The expression “we are not our failures,” seen both throughout literature and in The Castle Builders’ song La Dispute, can easily be argued. The whole notion of a screaming football coach, for example, is that you — and very much so in fact — are your failure. You brought it upon yourself. Now go deal with it.
The organizational approach to failure is very fraught. I’ve discussed this before, and so have numerous people way smarter and more observant of organizations than I. This largely comes about for a few reasons. First and most obviously, most first-world cultures are cultures of achievement. Achievement-driven cultures tend to value answers/solutions/victories over questions/moments of doubt/failures, even though there are many data-backed arguments for successful companies emerging almost directly from the hands of failure.
Just using sheer logic, it would be hard to separate “success” from “failure.” If you’ve never failed, how would you properly constitute what success looks like? And if you’ve never failed, how would you have those driving force moments that lead towards success?
But now we need to quickly bring psychology in here.
In many families, failure is an off-limits topic, along with stuff like sex, money, and religion. (I mean off-limits externally; sometimes families can handle this internally, but even that is rare.) So many white-collar world-builders, i.e. dudes like Trump, go through their entire lives never really having a connection to failure as a discussion point. Because even when they fail (bankruptcy, bad years, lawsuits, etc.), the lack of transparency around the failure means there’s no potential for growth or new approaches from the failure.
See how this could all become a problem? It’s by no means just a guy like Trump. Many white-collar workaholics come up in this way. Achievement means suppressing discussions around failure, because they seem diametrically opposed.
This is where we need a new narrative.
We are not our failures, but our work cultures should acknowledge failure
This is a good article from UVA about “strategic buckets.” The overall concept is a tiny bit dumb, so I won’t go super deep into it, but this quote at the end has resonance:
All this is to say: Humans do not do well with loss. Failure is a loss. Losses hurt more than gains. And as a result, organizations generally have some implicit penalty for failure, be it through status, association, promotion, pay or something else. When penalties are high, though, the opportunities for innovation are reduced. Therefore, the more an organization can do to increase its tolerance for failure, the better.
This is a crucial point.
On the penalties for failure
If you know the penalties for failure in your company are high — either extrinsically (you can get fired) or intrinsically (you won’t have a chance at any personal growth) — then logically, I would ask myself two questions:
- Why would I ever go out on a limb here or propose something new?
- Wouldn’t it just make more sense to put my head down, do work, and look at other opportunities?
This is the exact intersection point where “company culture” falls to absolute feces. While I fully realize most executives don’t care about the culture of the place they manage, this right here is why it does matter.
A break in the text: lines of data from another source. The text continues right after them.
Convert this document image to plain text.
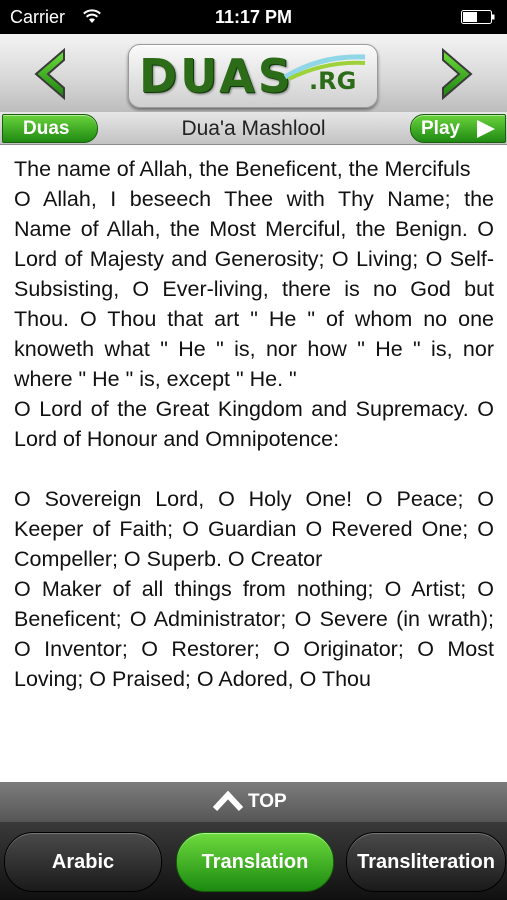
Carrier	11:17 PM
DUAS .RG
Duas	Dua'a Mashlool	Play

The name of Allah, the Beneficent, the Mercifuls

O Allah, I beseech Thee with Thy Name; the Name of Allah, the Most Merciful, the Benign. O Lord of Majesty and Generosity; O Living; O Self-Subsisting, O Ever-living, there is no God but Thou. O Thou that art " He " of whom no one knoweth what " He " is, nor how " He " is, nor where " He " is, except " He. "

O Lord of the Great Kingdom and Supremacy. O Lord of Honour and Omnipotence:

O Sovereign Lord, O Holy One! O Peace; O Keeper of Faith; O Guardian O Revered One; O Compeller; O Superb. O Creator

O Maker of all things from nothing; O Artist; O Beneficent; O Administrator; O Severe (in wrath); O Inventor; O Restorer; O Originator; O Most Loving; O Praised; O Adored, O Thou

TOP
Arabic	Translation	Transliteration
We dress up “culture” in many different terms and definitions, OK? But here’s what it really means:
What are the permissible behaviors and what happens when those behaviors are not met?
If you have execs who lie and steal and no one checks them — but the company makes money — then that’s your culture. I don’t care what you say in meetings. You have a dishonest, unchecked culture. If you have a culture where any single point of failure gets an employee yelled at, and the manager doing the yelling subsequently thinks of that as “accountability,” well, you have a shitty culture.
The bottom line
If you want to be supposedly innovative, people need the room to be creative — and that involves the room to fail.
Without a culture that has some tolerance for failure, you will not be innovative.
You may still win market share and beat your competitors, but it’s likely to be on cost and not innovation. You’ll probably confuse the two in press releases.
This is what executives say to themselves in the mirror every AM:
“I’m doubling our money and damn, I’m looking fine in this suit.”
Here’s what they should probably say:
“Money is important but I want these people and my company to grow. I realize we are not our failures, but I need to foster transparency around failure.”
I don’t think that second sentence has ever been uttered into a mirror by an executive, but maybe I’m inaccurate there.
We are not our failures necessarily. Admitting failure doesn’t mean our only outcome is failure. Admitting failure just means we have room to grow and be successful. That works personally and professionally. Embrace transparency around the bad parts and use it a lesson to build for the good ones.
I think it may be my calling to remind nonprofit leaders that their culture should be “Money is important but I want these people and my company to grow. I realize we are not our failures, but I need to foster transparency around failure” and not “I’m doubling our money and damn, I’m looking fine in this suit”.